Concreteness has been left in the dust. More than a month after the changes were unveiled, we have little from the source of Credibility except the midsection of a 25 minute conference video to answer the traditional journalism Who/What/Where/When/Why/How? (5 Ws/H) and a blurb in the Help page about these changes.

The intent may be to make PubMed queries easier for users to retrieve relevant results, but in reality they are anything but Simple. I want to clarify: Simple here does not merely mean the lowest common denominator, but one of "elegance and prioritization, not dumbing down." (Heath and Heath, p. 30) From the breakdown of the ATM to include so many different attributes to increasing consumer health education needs, there have been many protests of 'dumbing down' things when in reality those protesting often have the Curse of Knowledge.

The Curse of Knowledge... [is] the difficulty of remembering what it was like not to know something. Accuracy to the point of uselessness is a symptom of the Curse of Knowledge... People are tempted to tell you everything, with perfect accuracy, right up front, when they should be giving you just enough info to be useful, then a little more, then a little more. (Heath and Heath, p.57)
Sound familiar? How many of us have had users' eyes glaze over while providing them with information that we believe to be both concise and accurate? If there are any librarians out there who have never had this happen, please share with me how because I'm still learning the fine art of balance in this department.

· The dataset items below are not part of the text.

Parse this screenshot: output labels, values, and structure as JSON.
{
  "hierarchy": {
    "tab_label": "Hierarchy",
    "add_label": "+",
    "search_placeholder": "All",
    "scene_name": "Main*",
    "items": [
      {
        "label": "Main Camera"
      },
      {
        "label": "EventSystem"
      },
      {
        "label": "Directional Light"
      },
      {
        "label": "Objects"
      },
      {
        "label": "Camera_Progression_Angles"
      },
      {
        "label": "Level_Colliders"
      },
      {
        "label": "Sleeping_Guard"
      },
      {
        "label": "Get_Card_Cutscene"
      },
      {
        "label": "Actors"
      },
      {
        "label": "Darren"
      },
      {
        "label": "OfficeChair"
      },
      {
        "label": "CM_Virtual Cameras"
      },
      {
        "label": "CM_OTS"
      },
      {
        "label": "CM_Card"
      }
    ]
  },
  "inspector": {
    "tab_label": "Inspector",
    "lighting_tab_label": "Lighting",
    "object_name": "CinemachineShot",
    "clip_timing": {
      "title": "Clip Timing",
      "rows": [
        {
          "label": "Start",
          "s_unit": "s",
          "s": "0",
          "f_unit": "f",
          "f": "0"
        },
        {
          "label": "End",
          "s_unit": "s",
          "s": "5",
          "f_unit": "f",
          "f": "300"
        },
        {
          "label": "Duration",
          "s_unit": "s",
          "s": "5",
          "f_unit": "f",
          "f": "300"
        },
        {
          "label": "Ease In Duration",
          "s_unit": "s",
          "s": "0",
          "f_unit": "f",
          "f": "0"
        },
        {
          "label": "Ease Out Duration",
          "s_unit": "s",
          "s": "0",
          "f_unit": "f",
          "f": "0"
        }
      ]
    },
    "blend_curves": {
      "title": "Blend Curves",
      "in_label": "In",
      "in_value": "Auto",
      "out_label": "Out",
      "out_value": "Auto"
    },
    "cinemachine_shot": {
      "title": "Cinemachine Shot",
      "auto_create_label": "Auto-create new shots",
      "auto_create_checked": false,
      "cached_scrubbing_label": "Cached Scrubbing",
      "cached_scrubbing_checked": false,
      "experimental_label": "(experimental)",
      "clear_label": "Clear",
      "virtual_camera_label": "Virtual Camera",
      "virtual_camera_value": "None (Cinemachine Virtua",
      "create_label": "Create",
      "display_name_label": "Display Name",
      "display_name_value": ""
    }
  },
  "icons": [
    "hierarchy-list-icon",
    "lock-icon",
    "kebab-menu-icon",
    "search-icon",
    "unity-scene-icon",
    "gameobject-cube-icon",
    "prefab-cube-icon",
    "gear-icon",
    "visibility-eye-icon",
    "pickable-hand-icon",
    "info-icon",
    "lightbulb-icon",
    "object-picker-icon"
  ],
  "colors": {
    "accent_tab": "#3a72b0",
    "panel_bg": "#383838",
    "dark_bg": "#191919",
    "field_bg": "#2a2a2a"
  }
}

Please, keep sending in feedback directly to NLM (at the bottom of each PubMed page) that is Simple and Concrete along the 5Ws/H! While there is always room for improvement, I have to believe that the decisions to implement PubMed changes were based on valid website usage/statistical analysis and (hopefully) usability studies before these changes left development and not because they wanted to torture medical librarians. NLM is apparently not receiving all that much feedback from anyone about the changes, and then only from librarians. Generally that means other users aren't finding much to gripe about since it's a rare day when someone submits feedback of 'Woohoo, awesome!' about anything.

Medical librarians are not the sole users of PubMed, and we have a whole arsenal of Cursed Knowledge to refine queries for us as we both assist and teach users ([MHDA], anyone? (seriously)) and that's ok. We don't want eyes to glaze over explaining everything about PubMed to our users at once. Conducting a good health reference interview, determining what filters and tabs are appropriate for the information needed, assessing our users' comfort level with query construction (I think far too many assumptions are made in this area but that's a post for another time), then suggesting and teaching appropriate modifications is the way to go. We want to provide just enough info, then a little more, and keep them coming back to us to keep learning and refine things as needed. 'Just in time, not just in case' is far more than a collection development policy.

As an FYI my duct tape and I are heading out until mid-July so things will be temporarily quiet around here, but don't be surprised if you see us pop up somewhere else in the biblioblogosphere as a guest over the next few weeks!

1 comments:

Rebecca said...

At MCMLA '06 in St. Louis, a veteran librarian commented at a panel discussion that PubMed will eventually be run by Google - or at least be like Google. I'm thinking this change in ATM is proving him right.